La normalità convive con la guerra
La strada verso Odessa attraversa un paesaggio che, almeno a prima vista, non sembra quello di un Paese in guerra. Le automobili continuano a viaggiare, la gente si sposta, la vita procede secondo il suo ritmo. Ma bastano pochi dettagli per incrinare quella normalità. Un camion ribaltato, qualche casa abbandonata o danneggiata. Segni che, presi singolarmente, potrebbero appartenere a qualsiasi periferia dell’Europa orientale. Qui, però, acquistano un significato diverso. La guerra si intuisce, ma ancora non si vede.
La guerra non cancella la vita. L’ha costretta a cambiare forma.
A Odessa questa contraddizione diventa ancora più evidente. La città continua a vivere. Ma vivere qui non è più così semplice. “Non è così facile abitare oggi a Odessa”, racconta mons. Stanislav Šyrokoradjuk, vescovo di Odessa-Sinferopoli. “Ci sono tantissimi allarmi, di notte e di giorno, e ci sono bombardamenti. Ma, nonostante tutto, noi viviamo. Facciamo tutto ciò che è possibile e andiamo avanti”.
Un volto non è una statistica. Un nome non è una cifra.
Il Western Cemetery è uno dei più grandi cimiteri di Odessa. Qui la guerra non è più un fatto raccontato, ma una presenza concreta. Le tombe dei militari cambiano completamente il paesaggio. Le file si susseguono. Centinaia di bandiere ucraine accompagnano le sepolture. Sulle lapidi compaiono fotografie, nomi, volti, fiori, alcuni appassiti, altri sparsi dal vento. Giovani uomini immortalati prima che la guerra interrompesse le loro vite. Date di nascita e di morte troppo vicine tra loro.
La scelta di cominciare il viaggio da questo luogo non è casuale. A Odessa la memoria dei morti convive ogni giorno con la necessità di continuare a vivere. La visita degli operatori e degli attivisti di pace del Mean – Movimento europeo di azione nonviolenta, arrivati a Odessa in questi giorni, viene accolta dal vescovo come un segno di vicinanza e di speranza.
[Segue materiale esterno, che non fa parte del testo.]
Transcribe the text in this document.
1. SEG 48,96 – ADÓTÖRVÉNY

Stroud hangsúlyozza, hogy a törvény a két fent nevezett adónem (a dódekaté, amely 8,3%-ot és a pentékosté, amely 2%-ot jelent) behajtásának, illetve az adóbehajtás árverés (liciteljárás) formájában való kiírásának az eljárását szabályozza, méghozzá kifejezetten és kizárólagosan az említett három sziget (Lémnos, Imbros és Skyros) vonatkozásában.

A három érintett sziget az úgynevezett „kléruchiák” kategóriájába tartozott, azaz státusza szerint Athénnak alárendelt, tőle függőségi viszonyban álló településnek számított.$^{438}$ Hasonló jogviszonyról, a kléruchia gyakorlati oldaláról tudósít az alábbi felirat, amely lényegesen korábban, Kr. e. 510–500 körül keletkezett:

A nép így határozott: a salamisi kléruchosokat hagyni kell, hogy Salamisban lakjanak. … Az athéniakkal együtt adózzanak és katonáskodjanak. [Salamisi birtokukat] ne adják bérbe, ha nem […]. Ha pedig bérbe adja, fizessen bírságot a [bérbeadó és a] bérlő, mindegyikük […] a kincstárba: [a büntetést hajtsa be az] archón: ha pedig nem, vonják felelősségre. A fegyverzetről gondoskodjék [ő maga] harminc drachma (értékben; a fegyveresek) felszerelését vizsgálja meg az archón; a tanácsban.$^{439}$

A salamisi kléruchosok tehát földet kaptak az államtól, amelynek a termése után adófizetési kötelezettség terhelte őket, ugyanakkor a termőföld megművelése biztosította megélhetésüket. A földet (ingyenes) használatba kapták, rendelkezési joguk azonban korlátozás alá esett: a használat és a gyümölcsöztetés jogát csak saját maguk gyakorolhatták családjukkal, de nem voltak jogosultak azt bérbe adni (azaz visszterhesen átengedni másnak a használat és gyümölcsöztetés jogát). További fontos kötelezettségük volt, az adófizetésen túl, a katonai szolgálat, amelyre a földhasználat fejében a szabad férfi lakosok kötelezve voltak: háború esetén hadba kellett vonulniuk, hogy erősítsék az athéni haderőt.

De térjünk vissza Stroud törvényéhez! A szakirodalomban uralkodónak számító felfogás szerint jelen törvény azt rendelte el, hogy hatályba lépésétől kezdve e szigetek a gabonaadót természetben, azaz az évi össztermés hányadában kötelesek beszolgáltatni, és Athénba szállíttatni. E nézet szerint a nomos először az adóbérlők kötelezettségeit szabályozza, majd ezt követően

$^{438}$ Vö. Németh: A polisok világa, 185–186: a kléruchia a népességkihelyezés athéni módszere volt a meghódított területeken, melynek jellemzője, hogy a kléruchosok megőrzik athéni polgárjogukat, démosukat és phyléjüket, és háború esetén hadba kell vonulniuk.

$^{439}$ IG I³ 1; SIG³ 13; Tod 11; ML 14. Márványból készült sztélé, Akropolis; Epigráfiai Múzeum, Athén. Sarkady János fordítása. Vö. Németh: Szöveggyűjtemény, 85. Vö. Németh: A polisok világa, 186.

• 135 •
La speranza, qui, non ha nulla di astratto. Passa attraverso una città sottoposta agli allarmi e ai bombardamenti. Passa attraverso le famiglie dei caduti. Passa attraverso chi è tornato dal fronte con il corpo ferito. Passa attraverso le tombe. E passa attraverso la preghiera.
La strada dalla frontiera a Odessa racconta così una trasformazione quasi impercettibile. All’inizio non c’è nulla che obblighi a pensare alla guerra. Poi qualcosa cambia. Un camion rovesciato. Una casa abbandonata. Un controllo. Un corpo mutilato. Gli allarmi. I segni dei bombardamenti. Infine, le tombe. È un viaggio nel quale la guerra emerge lentamente, quasi fosse nascosta dietro il paesaggio. Fino a quando non si arriva al cimitero. Lì non è più possibile intuirla. La si vede. E forse è proprio allora che si comprende ciò che significa vivere in Ucraina.